One more thing to note: Hal Varian is currently on leave from Berkeley to serve as Google’s chief economist–a useful thing to know when considering his memo. (http://people.ischool.berkeley.edu/~hal/) Thanks to reader Steve for pointing that out to me.

11159995 - January 29, 2010 at 7:55 pm

My essay on Google 2.0 has just appeared in the latest issue of Against the Grain.—Sandy Thatcher, Penn State University Press

mbelvadi - January 30, 2010 at 9:57 am

I am very disappointed that one of my favorite authors, Ms. LeGuin, would actually write such unbelievably Orwellian doublespeak as this: “we cannot have free and open dissemination of information and literature unless the use of written material continues to be controlled by those who write it or own legitimate right in it.” Monopoly (that’s what copyright is, folks) control needs to have reasonable limits on it, and life of the author + 70 years past the author’s death is NOT reasonable for a society to wait for “free and open dissemination”, particularly of non-fiction material, aka scholarly research.On the GBS settlement, I don’t understand all these people who keep decrying Google’s supposed monopoly. Could someone please explain what is in the settlement that gives Google a monopoly to anything besides the physical scanned images that Google itself paid to scan? Does the settlement prevent anyone else from re-scanning the same books and cutting the same deal with the publishers?

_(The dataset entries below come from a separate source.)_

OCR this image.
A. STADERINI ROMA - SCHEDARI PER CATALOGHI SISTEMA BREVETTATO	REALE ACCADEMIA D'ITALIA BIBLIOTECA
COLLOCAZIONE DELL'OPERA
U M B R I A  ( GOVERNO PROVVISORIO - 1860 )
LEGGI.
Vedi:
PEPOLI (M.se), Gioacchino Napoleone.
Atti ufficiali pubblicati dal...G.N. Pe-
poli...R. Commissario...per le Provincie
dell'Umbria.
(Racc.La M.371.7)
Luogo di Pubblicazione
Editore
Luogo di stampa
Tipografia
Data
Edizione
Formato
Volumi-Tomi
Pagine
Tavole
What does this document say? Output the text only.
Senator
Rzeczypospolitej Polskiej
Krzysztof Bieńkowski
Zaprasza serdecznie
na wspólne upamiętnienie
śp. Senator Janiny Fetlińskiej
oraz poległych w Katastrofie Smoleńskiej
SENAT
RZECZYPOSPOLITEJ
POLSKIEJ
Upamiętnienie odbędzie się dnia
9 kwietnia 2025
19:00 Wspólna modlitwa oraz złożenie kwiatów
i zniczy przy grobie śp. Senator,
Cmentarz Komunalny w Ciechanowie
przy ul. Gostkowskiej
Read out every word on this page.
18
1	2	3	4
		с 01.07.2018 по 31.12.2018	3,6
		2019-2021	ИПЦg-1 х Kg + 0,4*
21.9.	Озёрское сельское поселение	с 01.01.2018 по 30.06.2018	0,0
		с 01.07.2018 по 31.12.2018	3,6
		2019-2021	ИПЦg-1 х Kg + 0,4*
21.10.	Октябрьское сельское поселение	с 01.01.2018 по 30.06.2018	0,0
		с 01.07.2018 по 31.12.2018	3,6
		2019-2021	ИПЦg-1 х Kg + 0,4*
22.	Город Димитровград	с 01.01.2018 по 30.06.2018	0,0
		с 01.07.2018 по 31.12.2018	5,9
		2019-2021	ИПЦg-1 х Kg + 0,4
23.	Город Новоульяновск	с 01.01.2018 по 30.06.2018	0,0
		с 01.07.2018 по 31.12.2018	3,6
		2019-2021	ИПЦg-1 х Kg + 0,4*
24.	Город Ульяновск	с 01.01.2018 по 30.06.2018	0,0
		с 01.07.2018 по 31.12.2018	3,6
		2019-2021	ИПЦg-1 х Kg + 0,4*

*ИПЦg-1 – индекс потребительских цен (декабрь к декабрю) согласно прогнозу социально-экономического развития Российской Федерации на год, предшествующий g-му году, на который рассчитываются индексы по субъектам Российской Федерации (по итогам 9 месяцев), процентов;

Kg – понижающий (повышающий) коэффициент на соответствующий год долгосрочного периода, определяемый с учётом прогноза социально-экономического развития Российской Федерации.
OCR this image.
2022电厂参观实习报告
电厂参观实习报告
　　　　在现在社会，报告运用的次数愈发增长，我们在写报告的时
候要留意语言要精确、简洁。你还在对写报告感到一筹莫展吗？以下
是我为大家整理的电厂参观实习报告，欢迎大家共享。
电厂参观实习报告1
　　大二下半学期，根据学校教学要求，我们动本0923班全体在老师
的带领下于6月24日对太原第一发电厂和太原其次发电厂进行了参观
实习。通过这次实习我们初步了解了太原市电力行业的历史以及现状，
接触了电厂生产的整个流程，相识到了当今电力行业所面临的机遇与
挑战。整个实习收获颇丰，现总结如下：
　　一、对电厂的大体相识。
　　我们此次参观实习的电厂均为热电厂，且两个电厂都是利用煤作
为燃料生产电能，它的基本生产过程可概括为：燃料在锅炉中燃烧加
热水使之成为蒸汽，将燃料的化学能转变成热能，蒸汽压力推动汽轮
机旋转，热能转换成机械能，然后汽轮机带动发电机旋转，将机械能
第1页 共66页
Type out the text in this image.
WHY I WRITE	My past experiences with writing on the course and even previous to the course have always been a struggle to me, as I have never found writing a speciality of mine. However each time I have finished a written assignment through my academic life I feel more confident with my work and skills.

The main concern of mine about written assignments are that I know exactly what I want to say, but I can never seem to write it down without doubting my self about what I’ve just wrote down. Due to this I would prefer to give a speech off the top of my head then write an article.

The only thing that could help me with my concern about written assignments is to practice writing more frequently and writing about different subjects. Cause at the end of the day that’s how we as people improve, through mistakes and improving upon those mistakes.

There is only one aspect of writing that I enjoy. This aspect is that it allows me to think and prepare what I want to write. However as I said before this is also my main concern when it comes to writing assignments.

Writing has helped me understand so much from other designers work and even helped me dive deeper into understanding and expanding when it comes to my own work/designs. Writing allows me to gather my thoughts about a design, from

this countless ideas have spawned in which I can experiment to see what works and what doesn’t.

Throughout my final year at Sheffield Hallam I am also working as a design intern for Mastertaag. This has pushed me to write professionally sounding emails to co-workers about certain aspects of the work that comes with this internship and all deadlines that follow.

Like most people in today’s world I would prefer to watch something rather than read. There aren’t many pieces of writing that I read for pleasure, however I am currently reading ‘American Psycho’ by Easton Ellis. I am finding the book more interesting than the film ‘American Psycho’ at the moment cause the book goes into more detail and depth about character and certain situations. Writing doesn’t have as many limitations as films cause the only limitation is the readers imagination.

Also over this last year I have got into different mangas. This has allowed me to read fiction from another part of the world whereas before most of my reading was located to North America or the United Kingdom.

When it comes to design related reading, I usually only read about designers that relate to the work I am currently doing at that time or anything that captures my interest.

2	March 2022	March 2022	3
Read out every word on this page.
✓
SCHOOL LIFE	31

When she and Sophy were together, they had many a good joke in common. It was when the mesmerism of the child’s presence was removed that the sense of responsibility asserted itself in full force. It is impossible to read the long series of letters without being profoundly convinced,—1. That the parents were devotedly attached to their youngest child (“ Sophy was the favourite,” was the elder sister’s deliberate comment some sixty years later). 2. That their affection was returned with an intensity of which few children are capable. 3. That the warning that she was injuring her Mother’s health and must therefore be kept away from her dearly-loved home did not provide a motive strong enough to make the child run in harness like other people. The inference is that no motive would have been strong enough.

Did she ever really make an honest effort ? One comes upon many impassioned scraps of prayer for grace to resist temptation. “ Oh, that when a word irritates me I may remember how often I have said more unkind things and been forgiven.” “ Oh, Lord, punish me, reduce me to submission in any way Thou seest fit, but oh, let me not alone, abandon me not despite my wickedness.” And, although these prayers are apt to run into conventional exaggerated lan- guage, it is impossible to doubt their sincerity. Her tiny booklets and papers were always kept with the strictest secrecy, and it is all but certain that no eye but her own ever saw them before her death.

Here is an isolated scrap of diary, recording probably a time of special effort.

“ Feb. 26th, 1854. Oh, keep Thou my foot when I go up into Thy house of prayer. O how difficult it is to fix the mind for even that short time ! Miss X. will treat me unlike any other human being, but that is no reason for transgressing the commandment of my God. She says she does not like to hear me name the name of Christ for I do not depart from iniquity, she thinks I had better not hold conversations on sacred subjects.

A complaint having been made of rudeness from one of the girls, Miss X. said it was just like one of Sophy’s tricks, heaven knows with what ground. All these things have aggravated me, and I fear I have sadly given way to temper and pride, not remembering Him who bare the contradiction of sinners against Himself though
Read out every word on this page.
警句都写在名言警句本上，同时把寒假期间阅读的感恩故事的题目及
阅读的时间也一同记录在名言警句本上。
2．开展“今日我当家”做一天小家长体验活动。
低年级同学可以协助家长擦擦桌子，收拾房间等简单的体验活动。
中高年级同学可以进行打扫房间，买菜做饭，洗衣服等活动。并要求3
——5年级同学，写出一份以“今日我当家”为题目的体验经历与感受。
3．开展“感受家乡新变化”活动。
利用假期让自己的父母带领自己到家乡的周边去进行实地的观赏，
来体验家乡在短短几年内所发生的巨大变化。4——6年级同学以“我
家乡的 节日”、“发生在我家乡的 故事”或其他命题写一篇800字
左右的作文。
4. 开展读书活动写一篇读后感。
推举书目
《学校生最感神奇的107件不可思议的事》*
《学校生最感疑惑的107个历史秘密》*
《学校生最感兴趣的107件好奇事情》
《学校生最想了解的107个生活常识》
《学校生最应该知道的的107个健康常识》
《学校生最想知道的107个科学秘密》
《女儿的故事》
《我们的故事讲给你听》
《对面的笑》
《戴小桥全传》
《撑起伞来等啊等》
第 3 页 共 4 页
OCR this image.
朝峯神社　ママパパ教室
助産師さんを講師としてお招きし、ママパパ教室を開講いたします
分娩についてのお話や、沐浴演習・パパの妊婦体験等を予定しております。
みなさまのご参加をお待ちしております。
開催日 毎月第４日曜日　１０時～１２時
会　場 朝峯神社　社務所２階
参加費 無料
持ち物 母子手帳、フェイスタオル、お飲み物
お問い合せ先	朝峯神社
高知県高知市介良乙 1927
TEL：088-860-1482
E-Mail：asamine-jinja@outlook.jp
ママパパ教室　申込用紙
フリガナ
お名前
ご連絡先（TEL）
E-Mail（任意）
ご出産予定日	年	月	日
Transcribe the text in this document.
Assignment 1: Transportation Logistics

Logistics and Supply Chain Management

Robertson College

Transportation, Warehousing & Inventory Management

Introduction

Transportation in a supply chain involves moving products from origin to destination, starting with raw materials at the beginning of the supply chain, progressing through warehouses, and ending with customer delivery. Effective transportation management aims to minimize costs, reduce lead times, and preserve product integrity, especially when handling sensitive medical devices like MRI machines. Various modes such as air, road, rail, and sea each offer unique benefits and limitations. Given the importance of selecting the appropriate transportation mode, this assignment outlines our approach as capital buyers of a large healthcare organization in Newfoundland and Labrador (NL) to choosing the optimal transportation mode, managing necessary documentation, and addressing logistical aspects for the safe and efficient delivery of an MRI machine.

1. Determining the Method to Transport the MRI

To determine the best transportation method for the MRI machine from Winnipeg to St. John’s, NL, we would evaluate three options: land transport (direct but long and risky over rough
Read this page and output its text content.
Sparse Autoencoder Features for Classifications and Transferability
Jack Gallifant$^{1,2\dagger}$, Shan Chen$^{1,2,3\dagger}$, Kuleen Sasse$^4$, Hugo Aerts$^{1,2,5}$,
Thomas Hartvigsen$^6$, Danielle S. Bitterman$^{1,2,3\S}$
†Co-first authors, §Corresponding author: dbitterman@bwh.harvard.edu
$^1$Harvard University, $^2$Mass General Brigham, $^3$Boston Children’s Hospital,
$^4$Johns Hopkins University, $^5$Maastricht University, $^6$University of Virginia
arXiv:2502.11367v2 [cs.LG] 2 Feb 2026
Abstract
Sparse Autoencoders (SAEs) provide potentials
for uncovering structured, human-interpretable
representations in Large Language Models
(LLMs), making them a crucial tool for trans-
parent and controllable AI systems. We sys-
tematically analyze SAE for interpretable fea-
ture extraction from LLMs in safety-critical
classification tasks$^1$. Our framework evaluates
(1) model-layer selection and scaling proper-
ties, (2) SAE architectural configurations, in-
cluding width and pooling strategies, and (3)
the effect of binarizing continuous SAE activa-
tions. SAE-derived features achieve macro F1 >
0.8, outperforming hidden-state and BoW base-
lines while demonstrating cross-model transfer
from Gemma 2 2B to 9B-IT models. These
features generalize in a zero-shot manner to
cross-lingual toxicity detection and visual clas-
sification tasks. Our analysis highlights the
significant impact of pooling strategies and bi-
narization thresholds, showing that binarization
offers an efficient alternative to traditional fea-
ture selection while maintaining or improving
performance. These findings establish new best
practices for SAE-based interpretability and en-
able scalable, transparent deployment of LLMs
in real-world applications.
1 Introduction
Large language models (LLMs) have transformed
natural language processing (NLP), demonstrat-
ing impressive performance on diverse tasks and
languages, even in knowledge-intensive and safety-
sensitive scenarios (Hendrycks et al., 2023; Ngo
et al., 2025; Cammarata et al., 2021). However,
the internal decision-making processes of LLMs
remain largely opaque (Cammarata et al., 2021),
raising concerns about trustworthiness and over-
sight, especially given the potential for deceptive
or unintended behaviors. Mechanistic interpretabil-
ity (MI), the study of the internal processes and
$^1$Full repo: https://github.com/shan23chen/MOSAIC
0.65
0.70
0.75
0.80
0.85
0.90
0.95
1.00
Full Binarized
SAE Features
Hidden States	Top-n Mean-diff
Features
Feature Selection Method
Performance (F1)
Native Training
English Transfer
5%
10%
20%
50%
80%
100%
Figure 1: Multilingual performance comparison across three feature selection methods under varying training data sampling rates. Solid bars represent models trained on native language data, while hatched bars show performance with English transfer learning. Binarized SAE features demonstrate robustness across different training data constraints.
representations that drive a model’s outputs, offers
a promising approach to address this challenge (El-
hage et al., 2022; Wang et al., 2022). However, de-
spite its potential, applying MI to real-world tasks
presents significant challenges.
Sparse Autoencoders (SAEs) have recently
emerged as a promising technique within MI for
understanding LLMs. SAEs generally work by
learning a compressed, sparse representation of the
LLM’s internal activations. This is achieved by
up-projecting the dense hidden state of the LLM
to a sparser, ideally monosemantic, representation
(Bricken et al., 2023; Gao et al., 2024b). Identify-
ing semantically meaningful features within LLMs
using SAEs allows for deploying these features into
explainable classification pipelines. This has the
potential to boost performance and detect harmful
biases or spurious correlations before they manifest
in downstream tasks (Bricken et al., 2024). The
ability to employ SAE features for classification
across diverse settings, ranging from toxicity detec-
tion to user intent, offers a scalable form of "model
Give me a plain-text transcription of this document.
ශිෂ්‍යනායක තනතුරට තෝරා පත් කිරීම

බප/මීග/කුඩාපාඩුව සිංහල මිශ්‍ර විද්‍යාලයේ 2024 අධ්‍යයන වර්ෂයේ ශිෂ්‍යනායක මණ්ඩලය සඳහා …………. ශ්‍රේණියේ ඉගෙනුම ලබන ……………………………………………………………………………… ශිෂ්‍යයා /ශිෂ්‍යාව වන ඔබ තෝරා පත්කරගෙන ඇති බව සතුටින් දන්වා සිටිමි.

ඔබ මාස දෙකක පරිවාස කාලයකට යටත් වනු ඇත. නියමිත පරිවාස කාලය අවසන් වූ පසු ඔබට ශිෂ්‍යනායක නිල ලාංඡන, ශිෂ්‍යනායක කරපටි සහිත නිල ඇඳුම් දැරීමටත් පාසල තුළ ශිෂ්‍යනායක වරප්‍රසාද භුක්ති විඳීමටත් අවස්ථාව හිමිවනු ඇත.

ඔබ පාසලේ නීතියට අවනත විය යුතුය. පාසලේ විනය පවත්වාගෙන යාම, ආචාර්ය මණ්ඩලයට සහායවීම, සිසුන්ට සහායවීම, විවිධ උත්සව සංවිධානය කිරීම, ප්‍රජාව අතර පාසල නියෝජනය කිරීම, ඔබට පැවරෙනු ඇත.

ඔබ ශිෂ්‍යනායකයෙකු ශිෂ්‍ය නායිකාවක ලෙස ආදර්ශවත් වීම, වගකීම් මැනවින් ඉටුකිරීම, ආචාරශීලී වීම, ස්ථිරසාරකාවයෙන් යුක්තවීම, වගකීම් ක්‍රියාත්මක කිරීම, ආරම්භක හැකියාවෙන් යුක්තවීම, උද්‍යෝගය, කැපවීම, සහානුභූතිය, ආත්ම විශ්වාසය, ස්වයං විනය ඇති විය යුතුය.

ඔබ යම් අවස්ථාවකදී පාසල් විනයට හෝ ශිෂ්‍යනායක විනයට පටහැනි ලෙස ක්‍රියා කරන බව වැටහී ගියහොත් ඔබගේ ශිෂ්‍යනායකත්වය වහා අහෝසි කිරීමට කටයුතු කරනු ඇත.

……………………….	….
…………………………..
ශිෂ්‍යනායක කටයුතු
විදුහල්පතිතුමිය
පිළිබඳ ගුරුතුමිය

allens - January 30, 2010 at 6:53 pm

I’ll be avoiding buying new books from any of the authors who signed the petition. Copyright is no longer (if it ever was) consistent with freedom of the press.

francesgrimble - January 30, 2010 at 9:22 pm

Copyright protection is essential for creators of works to make a living; it enables them to sell their works. If they do not make a living, there will be no press. Or at least a lot less of it.Writing (and the supporting professions of editing, indexing, illustration, graphic design, translation, and many others) is a profession, requiring considerable skill, time, and often financial investment.There are numerous public misconceptions about the Google Settlement.1. That it does not cover works in print. False. It covers all books published before January 5,2009, and controls their copyrights for the rest of the copyright term. Furthermore, it covers numerous magazine articles, monographs, etc., considered bound by the very loose description of binding in the Settlement.2. That Google will only display “snippets.” False. The Settlement covers the sale of entire books by Google, as e-books, print-on-demand books, and as parts of library database subscriptions. The “snippet” issue was entirely discarded from the original suit.3. That all these works will be given away to the public. False. The Settlement is all about selling them–with most of the profits going to Google. The Settlement does not pay copyright holders at all for many uses.I could go on, but the point is: Google has seized millions of copyrights for the purpose of massive profit. They are not some kind of Robin Hood stealing from “the rich” (writers are rarely rich) to give to “the poor.” It’s hardly fair to expect writers to become a slave class, whether laboring to provide free education and entertainment to people who earn more than most writers do, or whether laboring to make even more billions in profit for a large corporation.

berkeleyprof - February 1, 2010 at 7:42 am

Authors who value the dissemination of their work, but also worry about the loss of their royalties, have a good point. Google’s profits are significant – they should find a way to address this concern through alternate forms of financial benefit to authors.